Professor Bunting is willing to read preliminary proposals from strong students in the areas of interest listed, and comment on interest in supervision prior to submission of an official application.
Nergis Canefe
Supervision: LLM and PhD
Nergis Canefe is a Full Professor at the Department of Politics, York University, Toronto, Canada and a graduate faculty member at Graduate Programmes in Social and Political Thought, Socio-Legal Studies, Humanities, Osgoode Hall Law School and Graduate Programme in Public Policy and Law at the same institution. She received her PhD at York University, Programme in Social and Political Thought and her SJD (PhD in Law) on international criminal law at Osgoode Hall Law School, Canada.
Fields of Research:
- Global Politics of Dispossession
- Critical Forced Migration and Citizenship Studies
- Trauma, Memory, Atrocities of War and Societal Crimes
- Jurisprudential debates on International Criminal Law
- Nationalism and Mass Violence
- Theories of Justice and Debates on Collective Responsibility
- Politics and Ethics of Hope
Tesh Dagne
Associate Professor, School of Public Policy and Administration
Supervision: LLM and PhD
Professor Dagne’s research focuses on intellectual property in a development context and addresses the societal impacts of artificial intelligence from the perspective of data and intellectual property governance. His most recent work examines the intersections between Canadian intellectual property law and emerging technologies, exploring the challenges of big data and copyright governance that the application of advanced technologies such as artificial intelligence, the Internet of Things, and related technologies bring in different sectors.

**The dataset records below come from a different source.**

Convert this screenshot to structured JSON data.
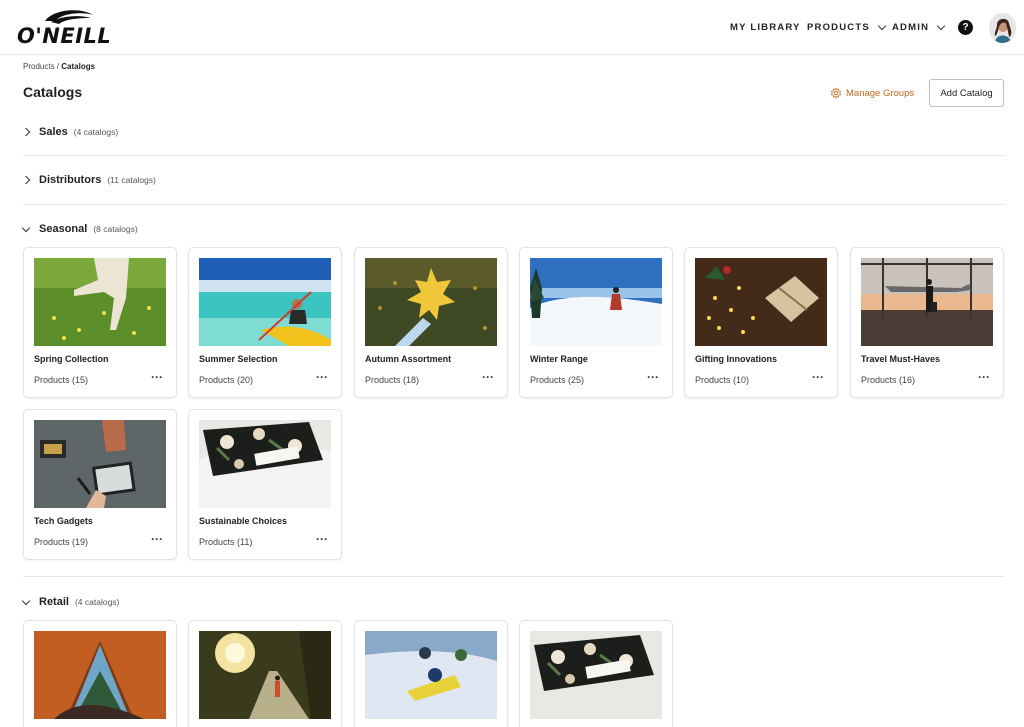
{
  "brand": {
    "logo_text": "O'NEILL"
  },
  "nav": {
    "my_library": "MY LIBRARY",
    "products": "PRODUCTS",
    "admin": "ADMIN",
    "help": "?"
  },
  "breadcrumb": {
    "parent": "Products",
    "separator": " / ",
    "current": "Catalogs"
  },
  "page": {
    "title": "Catalogs",
    "manage_groups": "Manage Groups",
    "add_catalog": "Add Catalog"
  },
  "colors": {
    "accent": "#c26a1f"
  },
  "groups": [
    {
      "name": "Sales",
      "count": "(4 catalogs)",
      "expanded": false
    },
    {
      "name": "Distributors",
      "count": "(11 catalogs)",
      "expanded": false
    },
    {
      "name": "Seasonal",
      "count": "(8 catalogs)",
      "expanded": true,
      "catalogs": [
        {
          "name": "Spring Collection",
          "products": "Products (15)"
        },
        {
          "name": "Summer Selection",
          "products": "Products (20)"
        },
        {
          "name": "Autumn Assortment",
          "products": "Products (18)"
        },
        {
          "name": "Winter Range",
          "products": "Products (25)"
        },
        {
          "name": "Gifting Innovations",
          "products": "Products (10)"
        },
        {
          "name": "Travel Must-Haves",
          "products": "Products (16)"
        },
        {
          "name": "Tech Gadgets",
          "products": "Products (19)"
        },
        {
          "name": "Sustainable Choices",
          "products": "Products (11)"
        }
      ]
    },
    {
      "name": "Retail",
      "count": "(4 catalogs)",
      "expanded": true
    }
  ],
  "card_menu": "···"
}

He is currently working on the following projects in which he seeks graduate students to supervise: (1) Intellectual Property, Traditional Knowledge and Development (2) Sectoral Consideration of Artificial Intelligence-Assisted Applications in Health and Agriculture: Legal, Regulatory and Ethical Challenges and Opportunities (3) Labor and Environmental Considerations in Artificial Intelligence Governance.

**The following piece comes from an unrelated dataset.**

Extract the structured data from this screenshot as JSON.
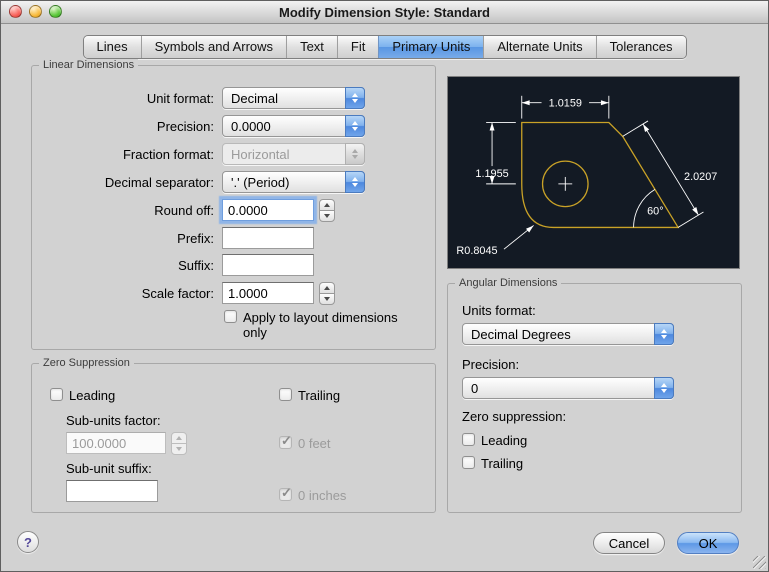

Professor Dagne is willing to read preliminary proposals from strong students in the areas of interest listed, and comment on interest in supervision prior to submission of an official application.
Ian Stedman
Assistant Professor, School of Public Policy and Administration, Faculty of Liberal Arts and Professional Studies
Supervision: LLM and PhD
Professor Stedman is interested in supervising research in the areas of: 1) public sector ethics and accountability, and 2) the legal and ethical implications of technologies and policies relevant to personalization in healthcare, including current and potential uses of genome editing and artificial intelligence. He is also open to supervising other projects related to health law and policy and healthcare ethics, more generally.
Professor Stedman is willing to read preliminary proposals from strong students in the areas of interest listed, and comment on interest in supervision prior to submission of an official application.